Câmara doa nove áreas, mas veta uso de terreno para empréstimo

Kleber Clajus
Medida adotada hoje pode reforçar mudanças na concessão de benefícios do Prodes a partir do próximo ano (Foto: Kleber Clajus)Medida adotada hoje pode reforçar mudanças na concessão de benefícios do Prodes a partir do próximo ano (Foto: Kleber Clajus)

Nove empresas foram beneficiadas com incentivos do Prodes (Programa de Desenvolvimento Econômico e Social), nesta quarta-feira (3), porém emenda vetou uso dos terrenos doados como garantia de empréstimo. Aprovada pela Câmara Municipal, a medida teve apenas Edil Albuquerque (PMDB) contrário ao corte da modalidade de financiamento.

Mesmo que o Prodes permita hipoteca de área doada, Paulo Pedra (PDT) analisou que há risco de investimentos não serem realizados e a cláusula de reversão do imóvel ficar prejudicada no processo. Já a falta de critérios para uso deste mecanismo, conforme Carla Stephanini (PMDB), precisa ser revertida com atualização da lei a nova realidade do município.

Líder do prefeito Gilmar Olarte (PP), Edil foi derrotado pelo voto de 26 parlamentares favoráveis a emenda que veta uso de terreno doado como empréstimo. O peemedebista avalia que a medida pode “cercear a chegada de grandes empresas que utilizam as obras edificadas como garantia de investimentos”, mas ele promete rever com o Executivo possíveis prejuízo nos projetos aprovados hoje.
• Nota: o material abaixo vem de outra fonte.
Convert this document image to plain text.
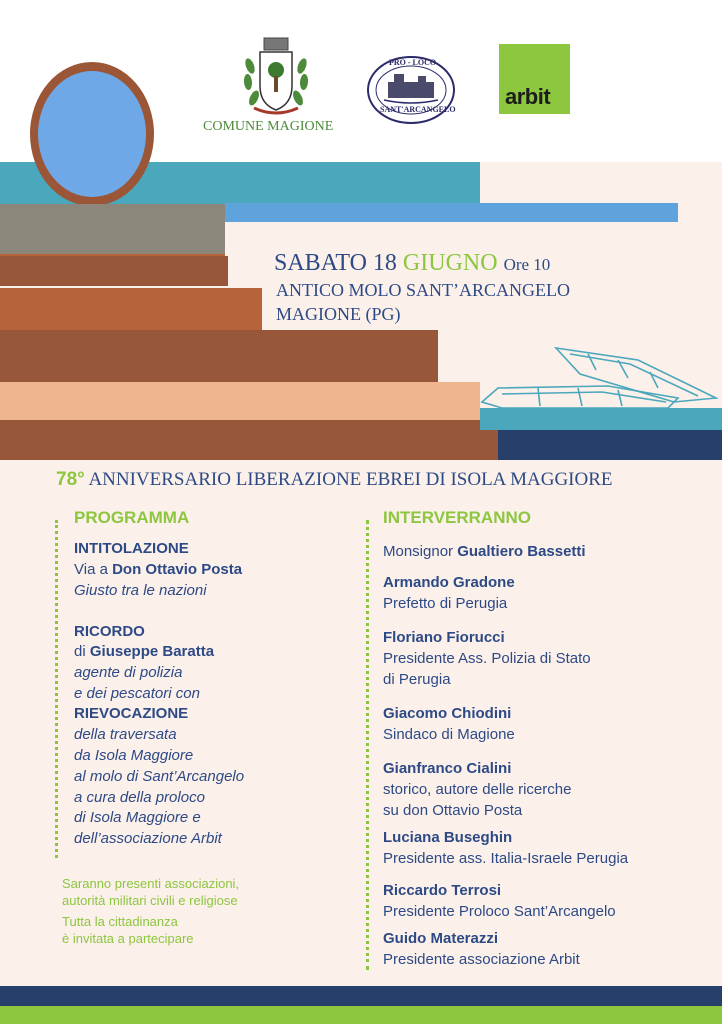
COMUNE MAGIONE
PRO - LOCO
SANT'ARCANGELO
arbit
SABATO 18 GIUGNO Ore 10
ANTICO MOLO SANT’ARCANGELO
MAGIONE (PG)
78° ANNIVERSARIO LIBERAZIONE EBREI DI ISOLA MAGGIORE
PROGRAMMA
INTITOLAZIONE
Via a Don Ottavio Posta
Giusto tra le nazioni
RICORDO
di Giuseppe Baratta
agente di polizia
e dei pescatori con
RIEVOCAZIONE
della traversata
da Isola Maggiore
al molo di Sant’Arcangelo
a cura della proloco
di Isola Maggiore e
dell’associazione Arbit
Saranno presenti associazioni,
autorità militari civili e religiose
Tutta la cittadinanza
è invitata a partecipare
INTERVERRANNO
Monsignor Gualtiero Bassetti
Armando Gradone
Prefetto di Perugia
Floriano Fiorucci
Presidente Ass. Polizia di Stato
di Perugia
Giacomo Chiodini
Sindaco di Magione
Gianfranco Cialini
storico, autore delle ricerche
su don Ottavio Posta
Luciana Buseghin
Presidente ass. Italia-Israele Perugia
Riccardo Terrosi
Presidente Proloco Sant’Arcangelo
Guido Materazzi
Presidente associazione Arbit
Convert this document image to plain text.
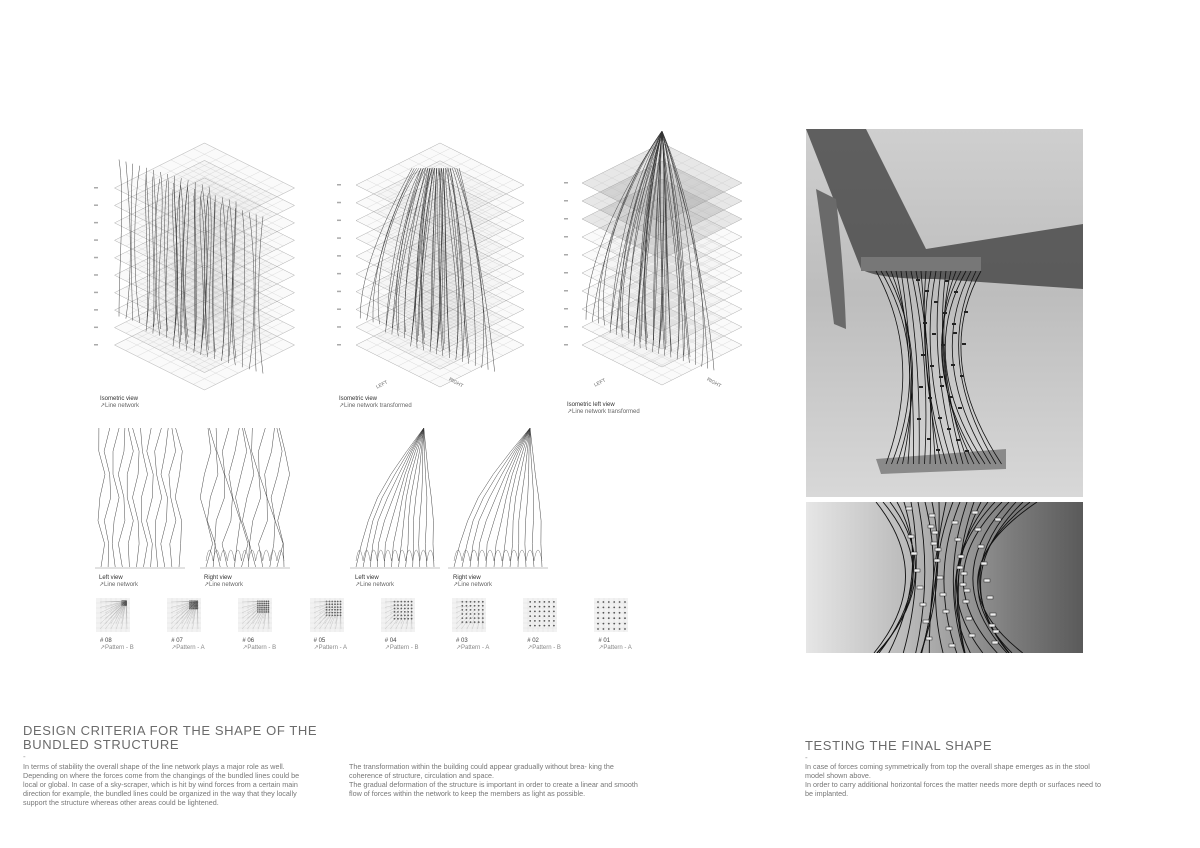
Isometric view
↗ Line network
LEFT	RIGHT
Isometric view
↗ Line network transformed
LEFT	RIGHT
Isometric left view
↗ Line network transformed
Left view
↗ Line network
Right view
↗ Line network
Left view
↗ Line network
Right view
↗ Line network
# 08
↗ Pattern - B
# 07
↗ Pattern - A
# 06
↗ Pattern - B
# 05
↗ Pattern - A
# 04
↗ Pattern - B
# 03
↗ Pattern - A
# 02
↗ Pattern - B
# 01
↗ Pattern - A
DESIGN CRITERIA FOR THE SHAPE OF THE
BUNDLED STRUCTURE
-
In terms of stability the overall shape of the line network plays a major role as well. Depending on where the forces come from the changings of the bundled lines could be local or global. In case of a sky-scraper, which is hit by wind forces from a certain main direction for example, the bundled lines could be organized in the way that they locally support the structure whereas other areas could be lightened.
The transformation within the building could appear gradually without brea- king the coherence of structure, circulation and space.
The gradual deformation of the structure is important in order to create a linear and smooth flow of forces within the network to keep the members as light as possible.
TESTING THE FINAL SHAPE
-
In case of forces coming symmetrically from top the overall shape emerges as in the stool model shown above.
In order to carry additional horizontal forces the matter needs more depth or surfaces need to be implanted.
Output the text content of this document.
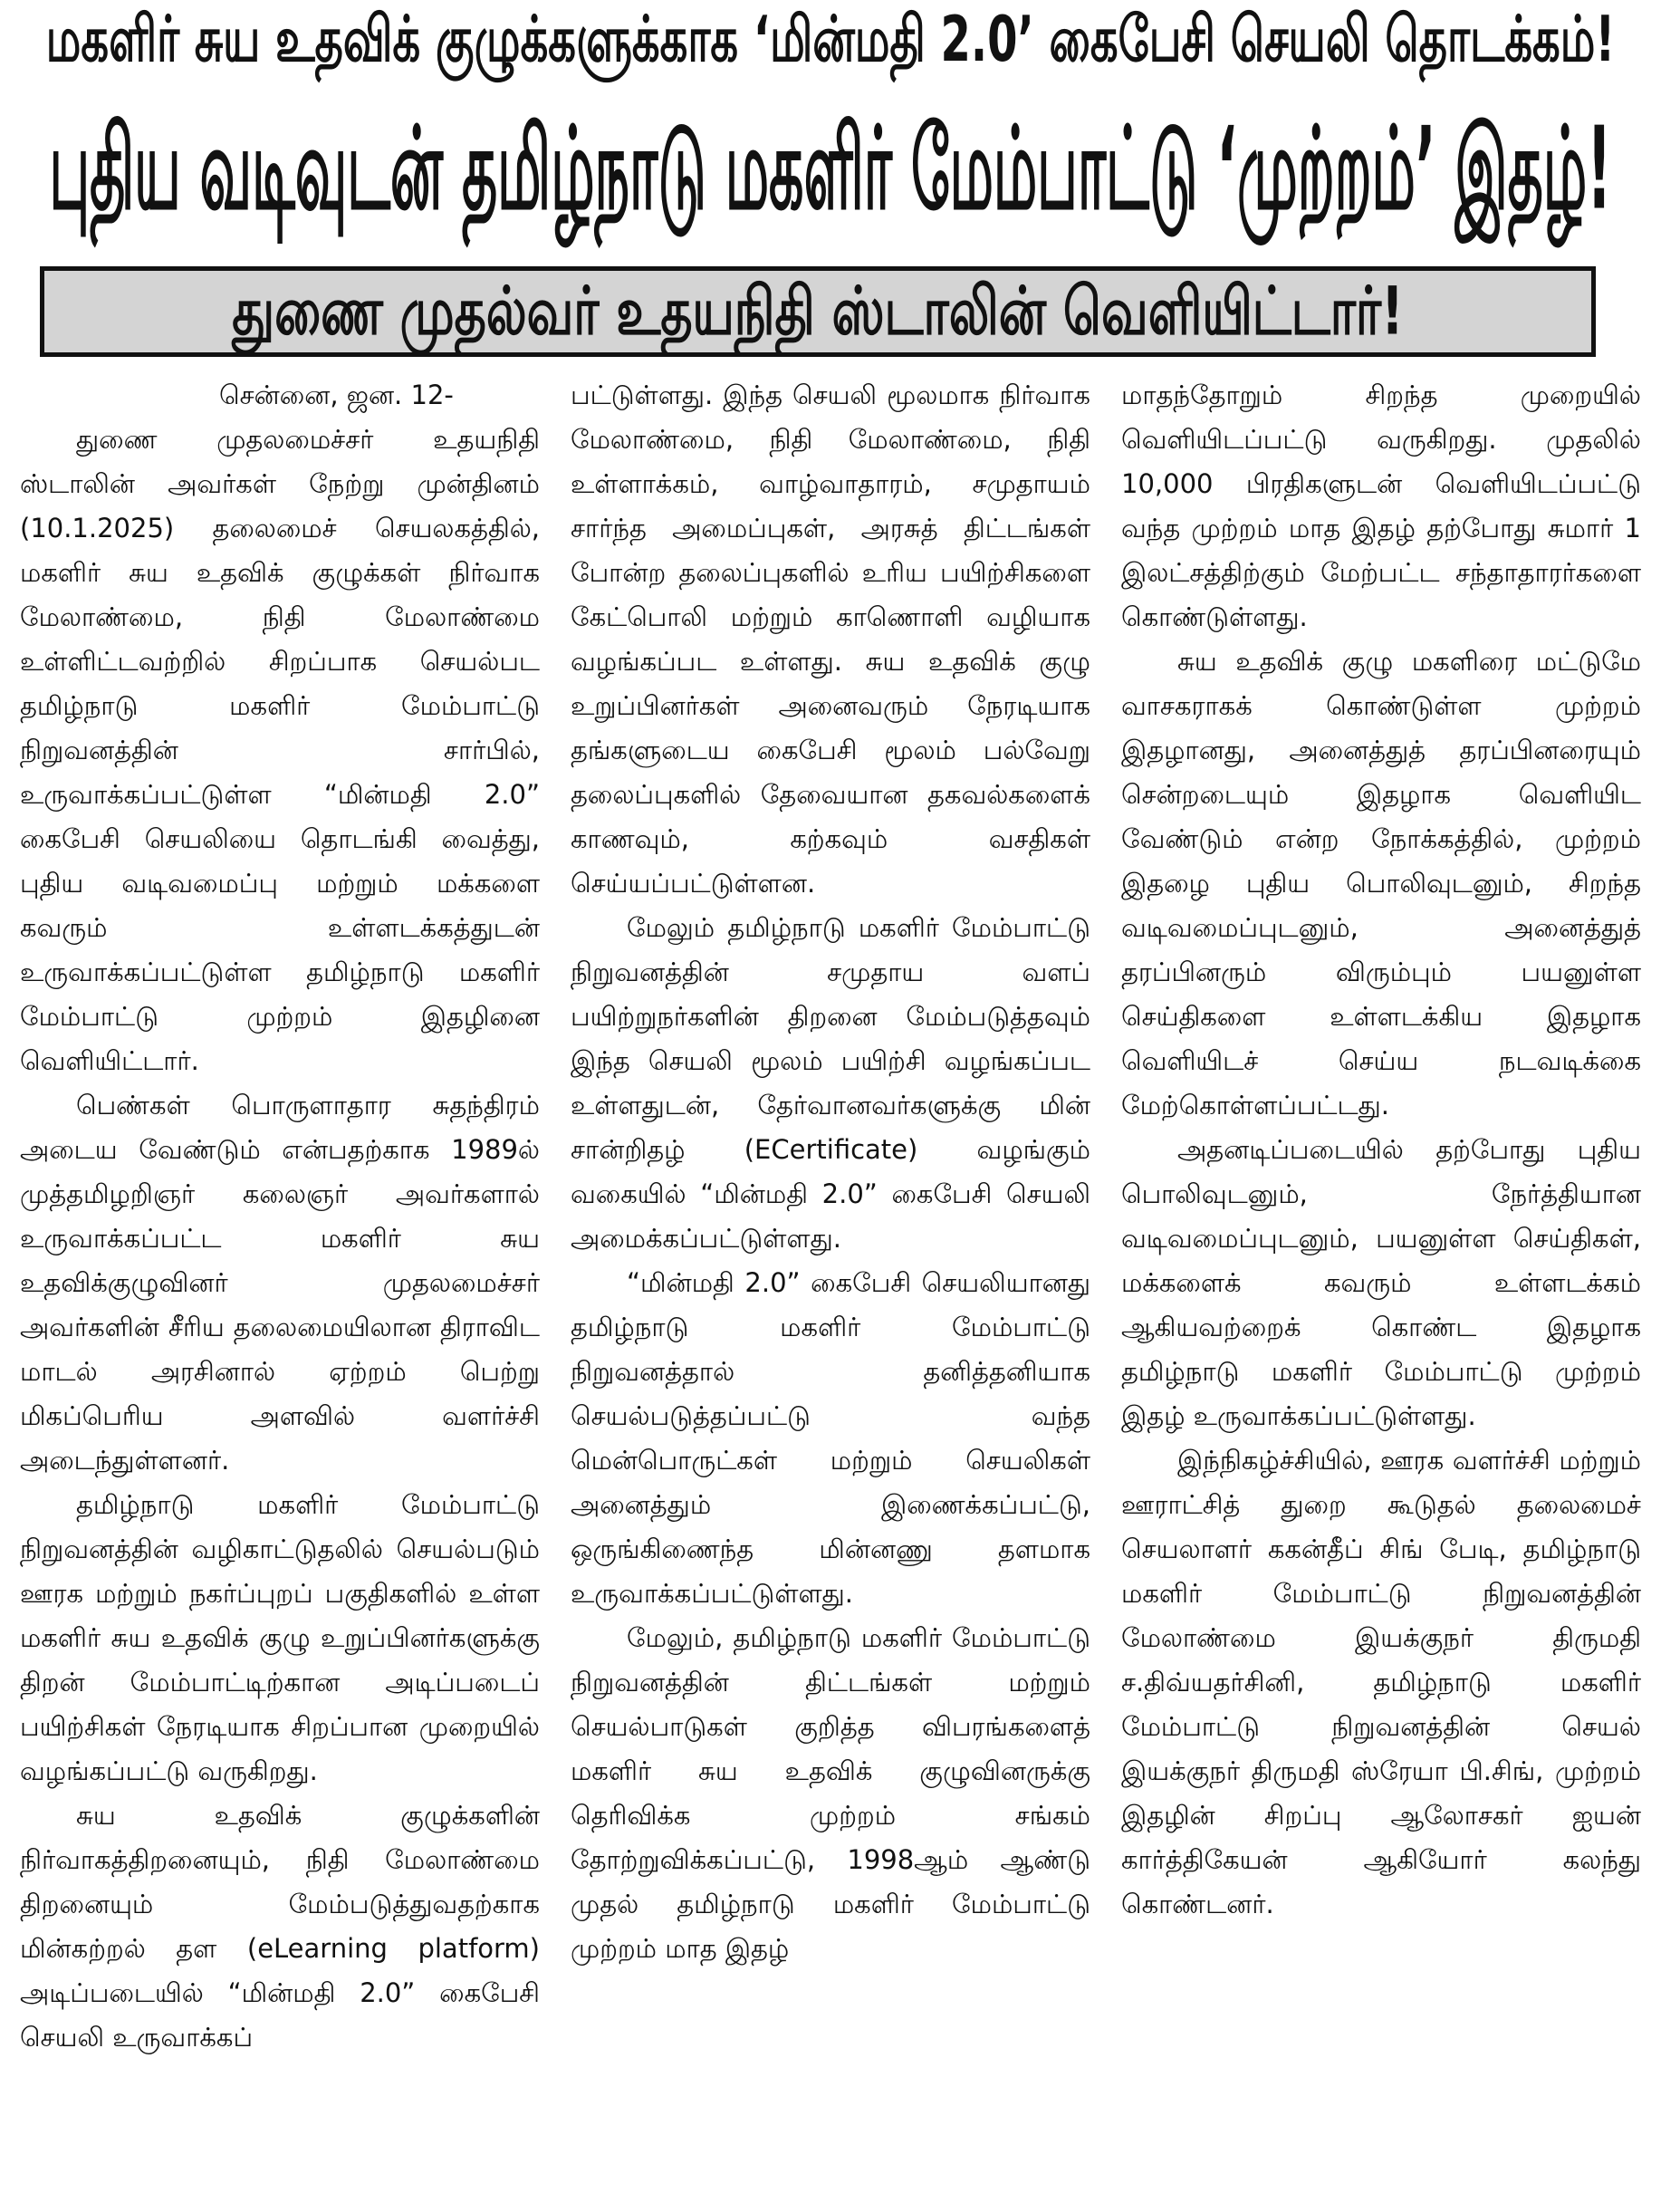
மகளிர் சுய உதவிக் குழுக்களுக்காக ‘மின்மதி 2.0’ கைபேசி செயலி தொடக்கம்!
புதிய வடிவுடன் தமிழ்நாடு மகளிர் மேம்பாட்டு ‘முற்றம்’ இதழ்!
துணை முதல்வர் உதயநிதி ஸ்டாலின் வெளியிட்டார்!

சென்னை, ஜன. 12-

துணை முதலமைச்சர் உதயநிதி ஸ்டாலின் அவர்கள் நேற்று முன்தினம் (10.1.2025) தலைமைச் செயலகத்தில், மகளிர் சுய உதவிக் குழுக்கள் நிர்வாக மேலாண்மை, நிதி மேலாண்மை உள்ளிட்டவற்றில் சிறப்பாக செயல்பட தமிழ்நாடு மகளிர் மேம்பாட்டு நிறுவனத்தின் சார்பில், உருவாக்கப்பட்டுள்ள “மின்மதி 2.0” கைபேசி செயலியை தொடங்கி வைத்து, புதிய வடிவமைப்பு மற்றும் மக்களை கவரும் உள்ளடக்கத்துடன் உருவாக்கப்பட்டுள்ள தமிழ்நாடு மகளிர் மேம்பாட்டு முற்றம் இதழினை வெளியிட்டார்.

பெண்கள் பொருளாதார சுதந்திரம் அடைய வேண்டும் என்பதற்காக 1989ல் முத்தமிழறிஞர் கலைஞர் அவர்களால் உருவாக்கப்பட்ட மகளிர் சுய உதவிக்குழுவினர் முதலமைச்சர் அவர்களின் சீரிய தலைமையிலான திராவிட மாடல் அரசினால் ஏற்றம் பெற்று மிகப்பெரிய அளவில் வளர்ச்சி அடைந்துள்ளனர்.

தமிழ்நாடு மகளிர் மேம்பாட்டு நிறுவனத்தின் வழிகாட்டுதலில் செயல்படும் ஊரக மற்றும் நகர்ப்புறப் பகுதிகளில் உள்ள மகளிர் சுய உதவிக் குழு உறுப்பினர்களுக்கு திறன் மேம்பாட்டிற்கான அடிப்படைப் பயிற்சிகள் நேரடியாக சிறப்பான முறையில் வழங்கப்பட்டு வருகிறது.

சுய உதவிக் குழுக்களின் நிர்வாகத்திறனையும், நிதி மேலாண்மை திறனையும் மேம்படுத்துவதற்காக மின்கற்றல் தள (eLearning platform) அடிப்படையில் “மின்மதி 2.0” கைபேசி செயலி உருவாக்கப்

பட்டுள்ளது. இந்த செயலி மூலமாக நிர்வாக மேலாண்மை, நிதி மேலாண்மை, நிதி உள்ளாக்கம், வாழ்வாதாரம், சமுதாயம் சார்ந்த அமைப்புகள், அரசுத் திட்டங்கள் போன்ற தலைப்புகளில் உரிய பயிற்சிகளை கேட்பொலி மற்றும் காணொளி வழியாக வழங்கப்பட உள்ளது. சுய உதவிக் குழு உறுப்பினர்கள் அனைவரும் நேரடியாக தங்களுடைய கைபேசி மூலம் பல்வேறு தலைப்புகளில் தேவையான தகவல்களைக் காணவும், கற்கவும் வசதிகள் செய்யப்பட்டுள்ளன.

மேலும் தமிழ்நாடு மகளிர் மேம்பாட்டு நிறுவனத்தின் சமுதாய வளப் பயிற்றுநர்களின் திறனை மேம்படுத்தவும் இந்த செயலி மூலம் பயிற்சி வழங்கப்பட உள்ளதுடன், தேர்வானவர்களுக்கு மின் சான்றிதழ் (ECertificate) வழங்கும் வகையில் “மின்மதி 2.0” கைபேசி செயலி அமைக்கப்பட்டுள்ளது.

“மின்மதி 2.0” கைபேசி செயலியானது தமிழ்நாடு மகளிர் மேம்பாட்டு நிறுவனத்தால் தனித்தனியாக செயல்படுத்தப்பட்டு வந்த மென்பொருட்கள் மற்றும் செயலிகள் அனைத்தும் இணைக்கப்பட்டு, ஒருங்கிணைந்த மின்னணு தளமாக உருவாக்கப்பட்டுள்ளது.

மேலும், தமிழ்நாடு மகளிர் மேம்பாட்டு நிறுவனத்தின் திட்டங்கள் மற்றும் செயல்பாடுகள் குறித்த விபரங்களைத் மகளிர் சுய உதவிக் குழுவினருக்கு தெரிவிக்க முற்றம் சங்கம் தோற்றுவிக்கப்பட்டு, 1998ஆம் ஆண்டு முதல் தமிழ்நாடு மகளிர் மேம்பாட்டு முற்றம் மாத இதழ்

மாதந்தோறும் சிறந்த முறையில் வெளியிடப்பட்டு வருகிறது. முதலில் 10,000 பிரதிகளுடன் வெளியிடப்பட்டு வந்த முற்றம் மாத இதழ் தற்போது சுமார் 1 இலட்சத்திற்கும் மேற்பட்ட சந்தாதாரர்களை கொண்டுள்ளது.

சுய உதவிக் குழு மகளிரை மட்டுமே வாசகராகக் கொண்டுள்ள முற்றம் இதழானது, அனைத்துத் தரப்பினரையும் சென்றடையும் இதழாக வெளியிட வேண்டும் என்ற நோக்கத்தில், முற்றம் இதழை புதிய பொலிவுடனும், சிறந்த வடிவமைப்புடனும், அனைத்துத் தரப்பினரும் விரும்பும் பயனுள்ள செய்திகளை உள்ளடக்கிய இதழாக வெளியிடச் செய்ய நடவடிக்கை மேற்கொள்ளப்பட்டது.

அதனடிப்படையில் தற்போது புதிய பொலிவுடனும், நேர்த்தியான வடிவமைப்புடனும், பயனுள்ள செய்திகள், மக்களைக் கவரும் உள்ளடக்கம் ஆகியவற்றைக் கொண்ட இதழாக தமிழ்நாடு மகளிர் மேம்பாட்டு முற்றம் இதழ் உருவாக்கப்பட்டுள்ளது.

இந்நிகழ்ச்சியில், ஊரக வளர்ச்சி மற்றும் ஊராட்சித் துறை கூடுதல் தலைமைச் செயலாளர் ககன்தீப் சிங் பேடி, தமிழ்நாடு மகளிர் மேம்பாட்டு நிறுவனத்தின் மேலாண்மை இயக்குநர் திருமதி ச.திவ்யதர்சினி, தமிழ்நாடு மகளிர் மேம்பாட்டு நிறுவனத்தின் செயல் இயக்குநர் திருமதி ஸ்ரேயா பி.சிங், முற்றம் இதழின் சிறப்பு ஆலோசகர் ஐயன் கார்த்திகேயன் ஆகியோர் கலந்து கொண்டனர்.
Dentre as nove empresas estão indústrias e comércios de produtos alimentícios, calçados, distribuidora de produtos de higiene, atacado e empresas de engenharia. Ao todo serão, de acordo com os projetos, gerados 194 empregos diretos.

Para o presidente da Casa de Leis, Mario Cesar (PMDB), o posicionamento adotado quanto a doação das áreas devem contribuir para que as atualizações necessárias a lei do Prodes, de 2009, seja atualizada a partir do próximo ano.

Outros projetos – Ainda nesta quarta-feira, foram aprovadas pelos vereadores propostas que garantem transferência de matrícula em escolas municipais para crianças e adolescentes filhos de mulheres vítimas de violência doméstica, doação de aparelhos auditivos aos alunos e criação de bibliotecas nas unidades educacionais do município.

Em regime de urgência, ficou instituído Código de Polícia Administrativa, programa de vacinação para profissionais da saúde, divulgação do Disque 100 contra a exploração sexual de crianças e adolescentes, política de diagnóstico e tratamento da depressão pós-parto, climatização das salas de aula da rede pública de ensino e que torna obrigatória afixação de orientações de direitos do cidadão em unidades de saúde.